Inicialmente, o porquê que essa pessoa está aqui, porque, muitas vezes, ela não sabe, por mais que venha escrito no papel o porquê ela foi encaminhada, às vezes até o médico que encaminhou comentou alguma coisa, o cuidador não entende o porquê estar aqui, então a primeira coisa que eu faço no acolhimento é perguntar o porquê que veio [...]. (P10)

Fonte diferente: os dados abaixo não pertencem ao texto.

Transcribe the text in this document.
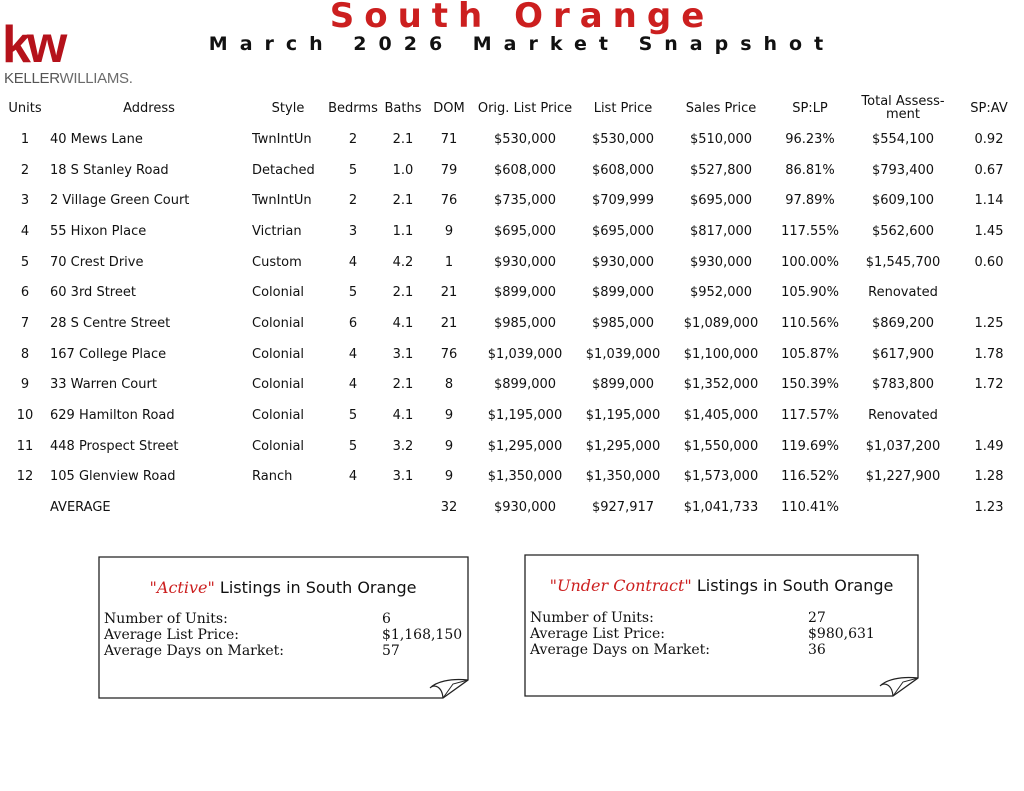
kw
KELLERWILLIAMS.
South Orange
March 2026 Market Snapshot
Units	Address	Style	Bedrms	Baths	DOM	Orig. List Price	List Price	Sales Price	SP:LP	Total Assess-ment	SP:AV
1	40 Mews Lane	TwnIntUn	2	2.1	71	$530,000	$530,000	$510,000	96.23%	$554,100	0.92
2	18 S Stanley Road	Detached	5	1.0	79	$608,000	$608,000	$527,800	86.81%	$793,400	0.67
3	2 Village Green Court	TwnIntUn	2	2.1	76	$735,000	$709,999	$695,000	97.89%	$609,100	1.14
4	55 Hixon Place	Victrian	3	1.1	9	$695,000	$695,000	$817,000	117.55%	$562,600	1.45
5	70 Crest Drive	Custom	4	4.2	1	$930,000	$930,000	$930,000	100.00%	$1,545,700	0.60
6	60 3rd Street	Colonial	5	2.1	21	$899,000	$899,000	$952,000	105.90%	Renovated	
7	28 S Centre Street	Colonial	6	4.1	21	$985,000	$985,000	$1,089,000	110.56%	$869,200	1.25
8	167 College Place	Colonial	4	3.1	76	$1,039,000	$1,039,000	$1,100,000	105.87%	$617,900	1.78
9	33 Warren Court	Colonial	4	2.1	8	$899,000	$899,000	$1,352,000	150.39%	$783,800	1.72
10	629 Hamilton Road	Colonial	5	4.1	9	$1,195,000	$1,195,000	$1,405,000	117.57%	Renovated	
11	448 Prospect Street	Colonial	5	3.2	9	$1,295,000	$1,295,000	$1,550,000	119.69%	$1,037,200	1.49
12	105 Glenview Road	Ranch	4	3.1	9	$1,350,000	$1,350,000	$1,573,000	116.52%	$1,227,900	1.28
	AVERAGE				32	$930,000	$927,917	$1,041,733	110.41%		1.23
"Active" Listings in South Orange
Number of Units:	6
Average List Price:	$1,168,150
Average Days on Market:	57
"Under Contract" Listings in South Orange
Number of Units:	27
Average List Price:	$980,631
Average Days on Market:	36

Fazemos uma avaliação multidimensional, que também avalia se essa família é uma barreira ou um facilitador, o ambiente que ele convive que é a escola, também se ele tem acesso ao serviço de saúde, à parte social [...]. (P11)

A gente precisa saber renda, se tem moradia e se o paciente já está recebendo benefício, porque, se ele não tem como vir, a gente já tem que providenciar isso para eles mais rápido [...] pelo menos, para minimizar que ele não falte nos atendimentos [...]. (P5)

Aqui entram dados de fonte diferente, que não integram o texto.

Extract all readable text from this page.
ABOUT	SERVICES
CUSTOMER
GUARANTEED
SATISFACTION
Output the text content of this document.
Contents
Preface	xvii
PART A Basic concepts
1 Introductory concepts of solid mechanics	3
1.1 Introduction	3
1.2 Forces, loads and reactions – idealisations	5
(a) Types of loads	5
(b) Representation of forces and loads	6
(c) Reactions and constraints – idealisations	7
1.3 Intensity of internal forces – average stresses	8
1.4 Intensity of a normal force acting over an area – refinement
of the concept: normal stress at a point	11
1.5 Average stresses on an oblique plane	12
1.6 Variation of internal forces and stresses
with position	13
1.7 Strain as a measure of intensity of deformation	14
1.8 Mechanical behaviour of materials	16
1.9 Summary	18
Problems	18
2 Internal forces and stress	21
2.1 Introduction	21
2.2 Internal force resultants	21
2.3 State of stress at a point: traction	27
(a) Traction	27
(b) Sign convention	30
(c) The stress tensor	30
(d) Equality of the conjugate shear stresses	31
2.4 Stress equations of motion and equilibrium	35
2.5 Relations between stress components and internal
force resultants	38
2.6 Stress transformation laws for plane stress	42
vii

Observou-se que esta etapa se inicia com o acolhimento, o conhecimento e aproximação do contexto biopsicossocial das crianças com SCZ e suas famílias.

Os entrevistados destacaram também a necessidade de resgatar o histórico gestacional, a história clínica e estado atual da criança:

Como foi o período gestacional dessa mãe, se realizou um pré-natal, se foi apontado nos exames de ultrassom algum tipo de alteração ou não [...] e a gente pergunta também sobre a história atual da criança, como que essa mãe sente o dia a dia com ela, [...]. (P1)

Normalmente, você ouve um pouco do histórico da criança, como foi aquela gestação, mas as informações principais são como está, o que a mãe está notando em casa, quais são as medicações que ela está tomando, porque, dependendo da medicação, isso vai interferir se essa criança está sonolenta, vai interferir nos nossos atendimentos [...] são essas informações que eu colho e que em cima daquilo eu vou desenvolver todo meu plano de tratamento, a forma que eu vou conduzir [...]. (P6)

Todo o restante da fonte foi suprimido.